There also enough evidence that private enterprise does not result in better quality, just higher costs for clients. Big companies ultimately get the same problems as governments do. They become bureaucratic entities. And clients going to a different business is possible in many sectors, but with airports it's much more difficult. Competition is not great in the airport industry.
Where has airport privatization resulted in higher costs and worse services? Also, competition may not be as intense as in other industries, but certainly it will be more competitive than it was under a government monopoly. Also, companies are less likely to become bureaucratic because they actually have an incentive to increase efficiency.
First, a company could own several airports in the area, making competition disappear as well. Monopolies are created among companies as well. There is a long history of companies making deals with eachother so they can screw the people. And I have no doubt that many people within a public-owned airport want to make it as efficient as possible. To bad, it does not always work that way. In public and private owned enterprises.
And governments are accountable to the people. But a public-owned airport does not have shareholders looking over the shoulders to see of the profits are high enough.
How are governments accountable to the people for airport inefficiencies? I don't think many people base their votes on the quality of airport services. Also, the lack of accountability to shareholders is precisely the problem. With a profit incentive in place, airport managers have much more incentive to cut out waste, offer competitive rates and services, and expand when profitable (this is explained in greater detail the Reason Foundation study I provided).
No, not many people vote on the quality of airport services. But at least they have a vote on them. With private-owned airports they don't. And yes, they could go to another airport. Which may be 200 miles away. And also owned by the same company.
And profit incentives does not make better companies.
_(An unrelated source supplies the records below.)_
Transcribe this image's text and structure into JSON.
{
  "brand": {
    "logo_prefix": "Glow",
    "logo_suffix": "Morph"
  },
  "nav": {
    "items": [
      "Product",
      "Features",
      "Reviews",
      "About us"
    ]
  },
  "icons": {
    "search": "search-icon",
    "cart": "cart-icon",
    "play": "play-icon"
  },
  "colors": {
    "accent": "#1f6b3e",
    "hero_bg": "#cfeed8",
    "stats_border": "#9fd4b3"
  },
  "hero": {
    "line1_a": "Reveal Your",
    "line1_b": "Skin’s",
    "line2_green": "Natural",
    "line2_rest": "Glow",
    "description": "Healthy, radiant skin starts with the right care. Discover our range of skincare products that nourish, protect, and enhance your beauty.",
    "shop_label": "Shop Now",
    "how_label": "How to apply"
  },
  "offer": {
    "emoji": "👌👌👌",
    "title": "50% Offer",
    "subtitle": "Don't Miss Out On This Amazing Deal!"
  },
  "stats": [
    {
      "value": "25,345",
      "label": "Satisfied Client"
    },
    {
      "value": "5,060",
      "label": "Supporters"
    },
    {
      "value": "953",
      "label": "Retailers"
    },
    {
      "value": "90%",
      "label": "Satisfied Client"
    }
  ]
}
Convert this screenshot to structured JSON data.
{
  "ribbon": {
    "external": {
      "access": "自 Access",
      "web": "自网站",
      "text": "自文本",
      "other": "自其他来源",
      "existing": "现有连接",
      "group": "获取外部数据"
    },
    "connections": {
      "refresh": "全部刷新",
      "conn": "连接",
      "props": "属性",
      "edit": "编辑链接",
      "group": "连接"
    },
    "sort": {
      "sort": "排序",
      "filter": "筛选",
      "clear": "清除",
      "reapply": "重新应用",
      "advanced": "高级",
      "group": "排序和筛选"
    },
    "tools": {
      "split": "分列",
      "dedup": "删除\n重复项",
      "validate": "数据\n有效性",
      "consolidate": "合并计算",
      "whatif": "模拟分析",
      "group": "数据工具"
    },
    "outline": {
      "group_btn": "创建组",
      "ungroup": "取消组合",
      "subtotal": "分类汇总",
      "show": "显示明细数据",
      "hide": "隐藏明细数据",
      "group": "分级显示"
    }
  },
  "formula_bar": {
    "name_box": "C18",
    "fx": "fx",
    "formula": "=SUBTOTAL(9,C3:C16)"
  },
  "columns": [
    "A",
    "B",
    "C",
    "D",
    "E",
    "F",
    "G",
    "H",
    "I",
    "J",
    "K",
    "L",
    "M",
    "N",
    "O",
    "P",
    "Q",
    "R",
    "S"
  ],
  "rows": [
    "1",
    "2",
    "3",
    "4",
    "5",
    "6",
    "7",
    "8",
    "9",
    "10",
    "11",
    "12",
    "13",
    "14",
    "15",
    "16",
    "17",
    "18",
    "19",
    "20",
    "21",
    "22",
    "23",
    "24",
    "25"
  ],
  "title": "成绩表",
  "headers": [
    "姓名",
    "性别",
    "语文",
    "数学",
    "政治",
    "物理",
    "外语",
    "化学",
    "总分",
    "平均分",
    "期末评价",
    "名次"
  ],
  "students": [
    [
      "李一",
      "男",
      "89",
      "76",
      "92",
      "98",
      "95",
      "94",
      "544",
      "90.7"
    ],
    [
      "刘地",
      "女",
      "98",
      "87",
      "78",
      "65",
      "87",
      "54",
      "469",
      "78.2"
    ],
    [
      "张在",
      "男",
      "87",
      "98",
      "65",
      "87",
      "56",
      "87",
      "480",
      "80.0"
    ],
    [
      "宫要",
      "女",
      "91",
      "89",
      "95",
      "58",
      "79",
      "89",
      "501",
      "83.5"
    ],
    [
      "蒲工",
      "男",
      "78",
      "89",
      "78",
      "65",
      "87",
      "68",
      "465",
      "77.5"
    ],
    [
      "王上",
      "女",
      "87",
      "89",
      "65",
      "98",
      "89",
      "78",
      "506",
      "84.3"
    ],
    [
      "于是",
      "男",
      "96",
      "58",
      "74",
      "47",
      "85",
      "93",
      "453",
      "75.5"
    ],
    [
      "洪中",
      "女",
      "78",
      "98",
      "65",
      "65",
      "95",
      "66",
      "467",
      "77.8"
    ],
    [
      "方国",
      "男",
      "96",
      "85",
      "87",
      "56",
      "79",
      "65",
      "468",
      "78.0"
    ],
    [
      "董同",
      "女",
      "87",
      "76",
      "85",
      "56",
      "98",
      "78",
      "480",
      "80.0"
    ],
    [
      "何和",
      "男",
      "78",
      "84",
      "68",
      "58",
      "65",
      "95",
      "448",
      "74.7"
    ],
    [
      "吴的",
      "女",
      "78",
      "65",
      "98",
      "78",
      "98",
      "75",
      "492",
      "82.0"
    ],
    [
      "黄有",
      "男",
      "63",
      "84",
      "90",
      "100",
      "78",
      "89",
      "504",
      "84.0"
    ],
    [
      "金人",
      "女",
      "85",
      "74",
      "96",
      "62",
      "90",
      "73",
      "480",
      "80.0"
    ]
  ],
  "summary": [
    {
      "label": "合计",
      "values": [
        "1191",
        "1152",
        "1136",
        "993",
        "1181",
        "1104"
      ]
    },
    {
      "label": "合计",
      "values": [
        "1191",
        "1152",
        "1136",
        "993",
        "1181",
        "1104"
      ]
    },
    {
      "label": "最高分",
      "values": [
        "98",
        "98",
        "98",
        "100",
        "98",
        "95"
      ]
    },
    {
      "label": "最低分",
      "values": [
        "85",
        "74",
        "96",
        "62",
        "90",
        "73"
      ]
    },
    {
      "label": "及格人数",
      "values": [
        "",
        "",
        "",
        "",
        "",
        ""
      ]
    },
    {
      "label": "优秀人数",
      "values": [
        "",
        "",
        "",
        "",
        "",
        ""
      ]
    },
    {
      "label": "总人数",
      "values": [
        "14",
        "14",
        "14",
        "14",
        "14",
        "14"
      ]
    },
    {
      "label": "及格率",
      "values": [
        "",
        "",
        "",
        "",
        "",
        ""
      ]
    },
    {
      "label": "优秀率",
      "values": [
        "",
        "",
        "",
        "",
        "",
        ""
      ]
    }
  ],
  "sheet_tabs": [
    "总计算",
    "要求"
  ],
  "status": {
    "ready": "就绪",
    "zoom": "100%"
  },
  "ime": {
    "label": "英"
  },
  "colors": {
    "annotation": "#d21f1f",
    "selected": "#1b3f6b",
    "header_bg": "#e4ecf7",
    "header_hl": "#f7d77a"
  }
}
It could come at the cost of workers and clients. Because when things go south, they will pay the price.
What you are writing always sounds nice in theory, too bad that it doesn't work that way in many areas. The airport business is too small to make for efficient competition. And the risks of being dubbed by the companies are too big.
When it comes to regulations, I am talking about how many planes can land on the airport, how many planes can take off, how many passengers can pass through, which airlines can use the airport. Things like that.
Under this law, air traffic control would still be controlled by the government. Air traffic controllers would still be public employees, they would simply go to work at privately owned control towers.
And what is to say that they won't increase the number of airplanes arriving and departing the airport? Adding a additional runway can be done, safe or not? After all, increasing the number of airplanes and passengers at the airport is increasing incomes. But other areas like safety and the environment will suffer.